Clipping – O divórcio direto – Jornal O Estado de S. Paulo

08 de dezembro de 2009


Apesar da forte oposição de entidades evangélicas e católicas, o Senado aprovou em primeiro turno, por 54 votos contra apenas 3, a Proposta de Emenda Constitucional (PEC) que cria a figura jurídica do divórcio “direto ou instantâneo”. Inspirada na legislação adotada nos Estados Unidos e na maioria dos países europeus, ela elimina os prazos e as exigências legais até agora necessários para a formalização da dissolução do vínculo conjugal. Há seis meses, quando a PEC foi aprovada pela Câmara dos Deputados, o vice-presidente da Conferência Nacional dos Bispos do Brasil, dom Luiz Soares Vieira, afirmou que a medida “banaliza o casamento”.
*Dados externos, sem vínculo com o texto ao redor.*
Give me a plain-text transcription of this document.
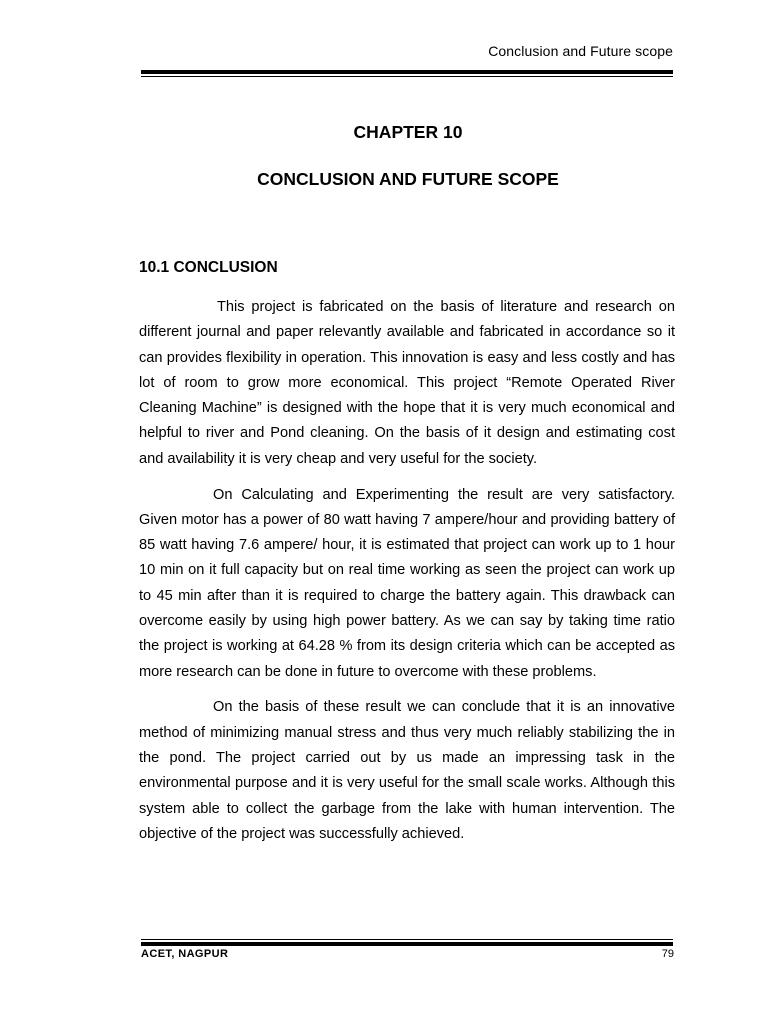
Conclusion and Future scope
CHAPTER 10
CONCLUSION AND FUTURE SCOPE
10.1 CONCLUSION

This project is fabricated on the basis of literature and research on different journal and paper relevantly available and fabricated in accordance so it can provides flexibility in operation. This innovation is easy and less costly and has lot of room to grow more economical. This project “Remote Operated River Cleaning Machine” is designed with the hope that it is very much economical and helpful to river and Pond cleaning. On the basis of it design and estimating cost and availability it is very cheap and very useful for the society.

On Calculating and Experimenting the result are very satisfactory. Given motor has a power of 80 watt having 7 ampere/hour and providing battery of 85 watt having 7.6 ampere/ hour, it is estimated that project can work up to 1 hour 10 min on it full capacity but on real time working as seen the project can work up to 45 min after than it is required to charge the battery again. This drawback can overcome easily by using high power battery. As we can say by taking time ratio the project is working at 64.28 % from its design criteria which can be accepted as more research can be done in future to overcome with these problems.

On the basis of these result we can conclude that it is an innovative method of minimizing manual stress and thus very much reliably stabilizing the in the pond. The project carried out by us made an impressing task in the environmental purpose and it is very useful for the small scale works. Although this system able to collect the garbage from the lake with human intervention. The objective of the project was successfully achieved.

ACET, NAGPUR	79
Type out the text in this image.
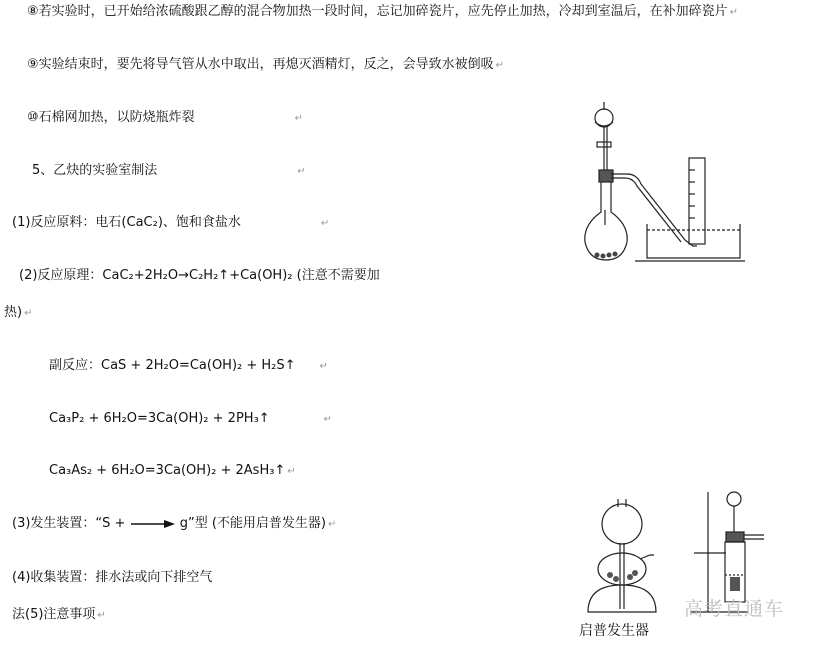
⑧若实验时，已开始给浓硫酸跟乙醇的混合物加热一段时间，忘记加碎瓷片，应先停止加热，冷却到室温后，在补加碎瓷片 ↵
⑨实验结束时，要先将导气管从水中取出，再熄灭酒精灯，反之，会导致水被倒吸 ↵
⑩石棉网加热，以防烧瓶炸裂	↵
5、乙炔的实验室制法	↵
(1)反应原料：电石(CaC₂)、饱和食盐水	↵
(2)反应原理：CaC₂+2H₂O→C₂H₂↑+Ca(OH)₂ (注意不需要加
热) ↵
副反应：CaS + 2H₂O=Ca(OH)₂ + H₂S↑ ↵
Ca₃P₂ + 6H₂O=3Ca(OH)₂ + 2PH₃↑	↵
Ca₃As₂ + 6H₂O=3Ca(OH)₂ + 2AsH₃↑ ↵
(3)发生装置：“S +	g”型 (不能用启普发生器) ↵
(4)收集装置：排水法或向下排空气
法(5)注意事项 ↵
启普发生器
高考直通车
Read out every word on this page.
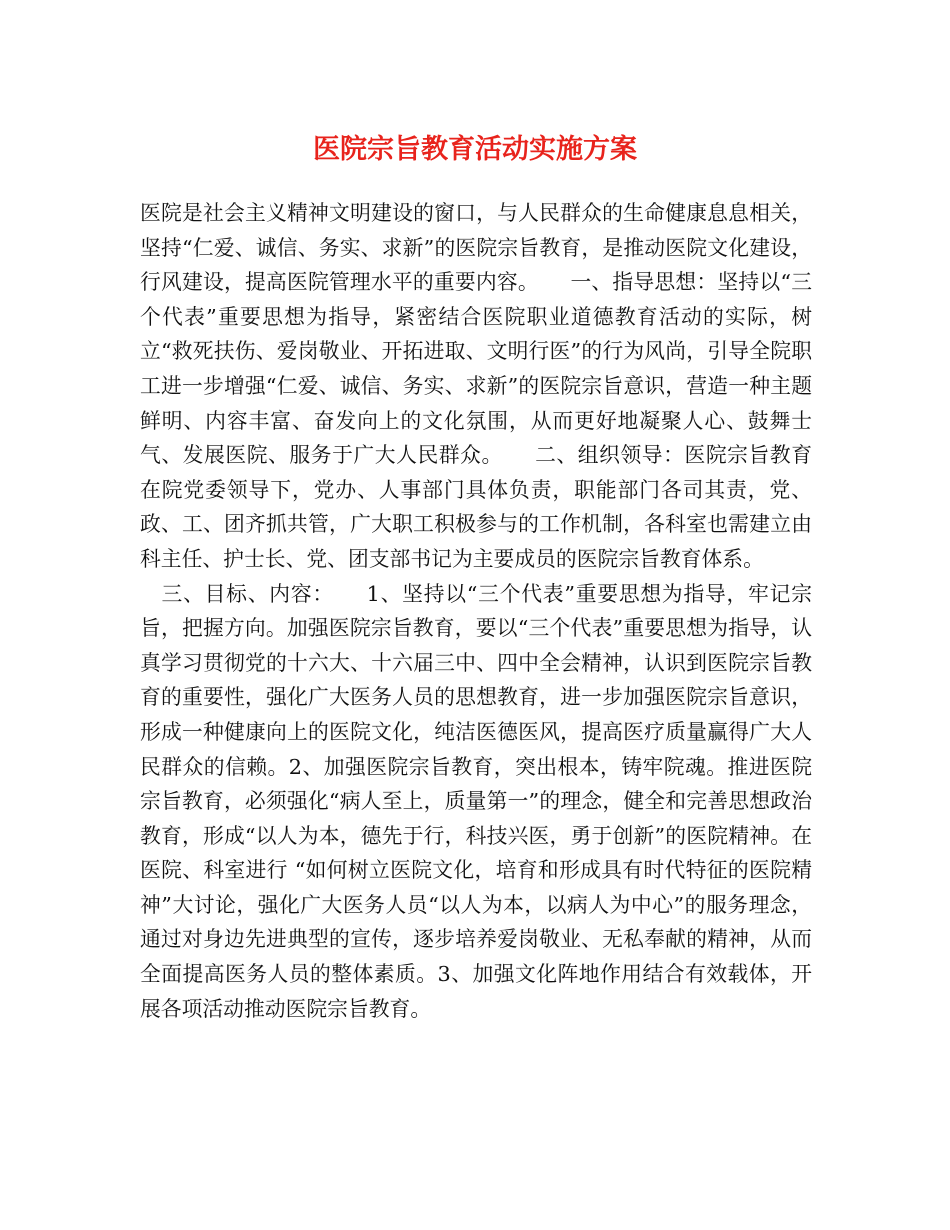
医院宗旨教育活动实施方案

医院是社会主义精神文明建设的窗口，与人民群众的生命健康息息相关，坚持“仁爱、诚信、务实、求新”的医院宗旨教育，是推动医院文化建设，行风建设，提高医院管理水平的重要内容。　　一、指导思想：坚持以“三个代表”重要思想为指导，紧密结合医院职业道德教育活动的实际，树立“救死扶伤、爱岗敬业、开拓进取、文明行医”的行为风尚，引导全院职工进一步增强“仁爱、诚信、务实、求新”的医院宗旨意识，营造一种主题鲜明、内容丰富、奋发向上的文化氛围，从而更好地凝聚人心、鼓舞士气、发展医院、服务于广大人民群众。　　二、组织领导：医院宗旨教育在院党委领导下，党办、人事部门具体负责，职能部门各司其责，党、政、工、团齐抓共管，广大职工积极参与的工作机制，各科室也需建立由科主任、护士长、党、团支部书记为主要成员的医院宗旨教育体系。

　三、目标、内容：　　1、坚持以“三个代表”重要思想为指导，牢记宗旨，把握方向。加强医院宗旨教育，要以“三个代表”重要思想为指导，认真学习贯彻党的十六大、十六届三中、四中全会精神，认识到医院宗旨教育的重要性，强化广大医务人员的思想教育，进一步加强医院宗旨意识，形成一种健康向上的医院文化，纯洁医德医风，提高医疗质量赢得广大人民群众的信赖。2、加强医院宗旨教育，突出根本，铸牢院魂。推进医院宗旨教育，必须强化“病人至上，质量第一”的理念，健全和完善思想政治教育，形成“以人为本，德先于行，科技兴医，勇于创新”的医院精神。在医院、科室进行 “如何树立医院文化，培育和形成具有时代特征的医院精神”大讨论，强化广大医务人员“以人为本，以病人为中心”的服务理念，通过对身边先进典型的宣传，逐步培养爱岗敬业、无私奉献的精神，从而全面提高医务人员的整体素质。3、加强文化阵地作用结合有效载体，开展各项活动推动医院宗旨教育。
Atualmente, marido e mulher precisam esperar pelo menos dois anos de separação de corpos ou um ano de separação formal, registrada em tabelionato ou reconhecida pela Justiça, antes de iniciar o processo de formalização da dissolução do vínculo matrimonial. Pela PEC, que ainda precisa ser votada em segundo turno no Senado, o casal poderá iniciar o processo judicial de divórcio quando bem entender.
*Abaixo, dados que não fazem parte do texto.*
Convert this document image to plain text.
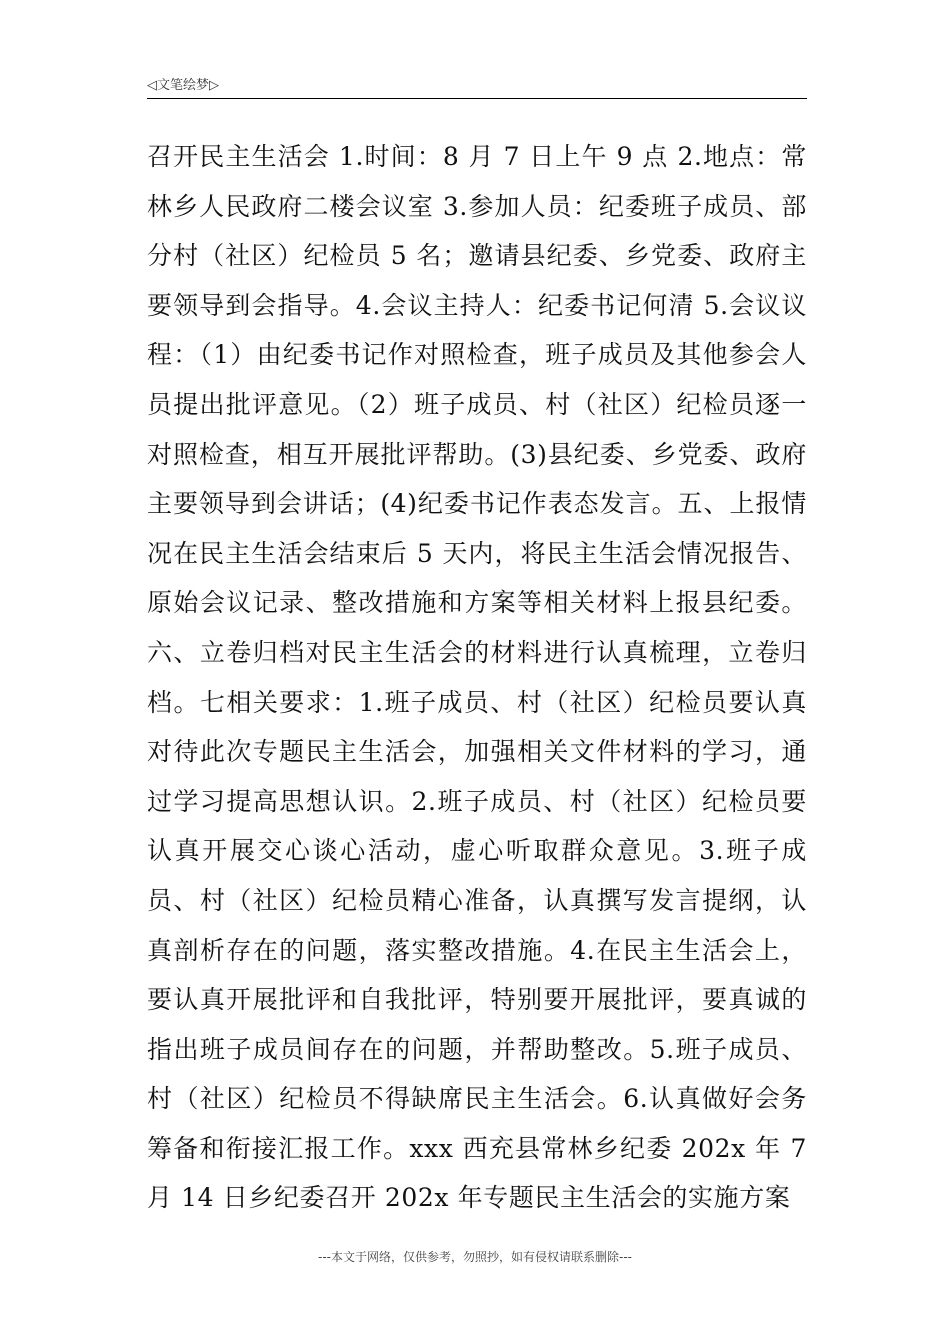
◁文笔绘梦▷

召开民主生活会 1.时间：8 月 7 日上午 9 点 2.地点：常林乡人民政府二楼会议室 3.参加人员：纪委班子成员、部分村（社区）纪检员 5 名；邀请县纪委、乡党委、政府主要领导到会指导。4.会议主持人：纪委书记何清 5.会议议程：（1）由纪委书记作对照检查，班子成员及其他参会人员提出批评意见。（2）班子成员、村（社区）纪检员逐一对照检查，相互开展批评帮助。(3)县纪委、乡党委、政府主要领导到会讲话；(4)纪委书记作表态发言。五、上报情况在民主生活会结束后 5 天内，将民主生活会情况报告、原始会议记录、整改措施和方案等相关材料上报县纪委。六、立卷归档对民主生活会的材料进行认真梳理，立卷归档。七相关要求：1.班子成员、村（社区）纪检员要认真对待此次专题民主生活会，加强相关文件材料的学习，通过学习提高思想认识。2.班子成员、村（社区）纪检员要认真开展交心谈心活动，虚心听取群众意见。3.班子成员、村（社区）纪检员精心准备，认真撰写发言提纲，认真剖析存在的问题，落实整改措施。4.在民主生活会上，要认真开展批评和自我批评，特别要开展批评，要真诚的指出班子成员间存在的问题，并帮助整改。5.班子成员、村（社区）纪检员不得缺席民主生活会。6.认真做好会务筹备和衔接汇报工作。xxx 西充县常林乡纪委 202x 年 7 月 14 日乡纪委召开 202x 年专题民主生活会的实施方案

---本文于网络，仅供参考，勿照抄，如有侵权请联系删除---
A proposta de introdução do divórcio “direto ou instantâneo” foi patrocinada pelo Instituto Brasileiro de Direito da Família e encampada pelos deputados Antonio Carlos Biscaia (PT-RJ) e Sérgio Carneiro (PT-BA). Para eles, a revogação de prazos mínimos e exigências legais reduz as despesas com custas processuais e gastos com advogados, além de propiciar uma “economia emocional” ao casal. Para as entidades religiosas, o prazo imposto pela legislação vigente visava a estimular marido e mulher a refletirem melhor sobre seu relacionamento, com vistas à reconciliação e à continuidade dos laços conjugais. Os advogados especializados em direito de família refutam esse argumento, alegando que o índice de reconciliação, depois do “tempo de reflexão, diálogo e aconselhamento” previsto pela legislação, é inferior a 0,5%. Para eles, a PEC chega com muito atraso.


A exemplo do que aconteceu nos Estados Unidos e na Europa, a institucionalização do divórcio “direto” é o desdobramento inevitável de um longo processo de mudanças comportamentais, culturais, éticas e morais causado pela urbanização do País. Em 1940, a população urbana representava cerca de 32% da sociedade brasileira. Com o advento da industrialização e as subsequentes mudanças no quadro geo-ocupacional do País, a população urbana foi crescendo em ritmo de progressão geométrica. E, ao permitir que as mulheres deixassem o lar para ingressar na economia formal, a urbanização acabou mudando o perfil da família brasileira.


A PEC aprovada no Senado torna ainda mais fácil que os casais se separem


Esse foi o período em que o direito de família teve de sofrer alterações radicais para acompanhar essas mudanças, apesar da resistência de entidades religiosas. Essas alterações começaram em 1962 com a entrada em vigor do Estatuto da Mulher Casada, que permitiu às mulheres, por exemplo, praticar o chamado “ato de comércio” sem depender de prévia autorização dos maridos, e culminou em 1977 com a aprovação do projeto de Lei do Divórcio do senador baiano Nelson Carneiro.


Desde então, segundo os indicadores do IBGE, o crescimento do número de divórcios vem acompanhando a expansão da urbanização do País. Em 2007, quando a população urbana ultrapassou a faixa dos 80% da população do País, a taxa de divórcio chegou a 1,49 por mil habitantes – um crescimento de cerca de 200% com relação a 1984, quando o IBGE começou a registrá-la (as estatísticas de registro civil começaram a ser divulgadas dez anos antes, com base em dados fornecidos por cartórios, tabelionatos e varas de família).


Em números absolutos, os divórcios passaram de 30.847, em 1984, para 179.342, em 2007. Somando separações e divórcios, houve 231.329 uniões desfeitas em 2007 – uma para cada quatro casamentos. Nesse ano, foram realizados 916 mil matrimônios. No que se refere à natureza das separações realizadas no Brasil nesse mesmo ano, 75,9% foram consensuais e apenas 24,1% foram não consensuais. Esses números mostram que a PEC aprovada pelo Senado nada mais faz do que adaptar o direito de família à realidade social e cultural do País.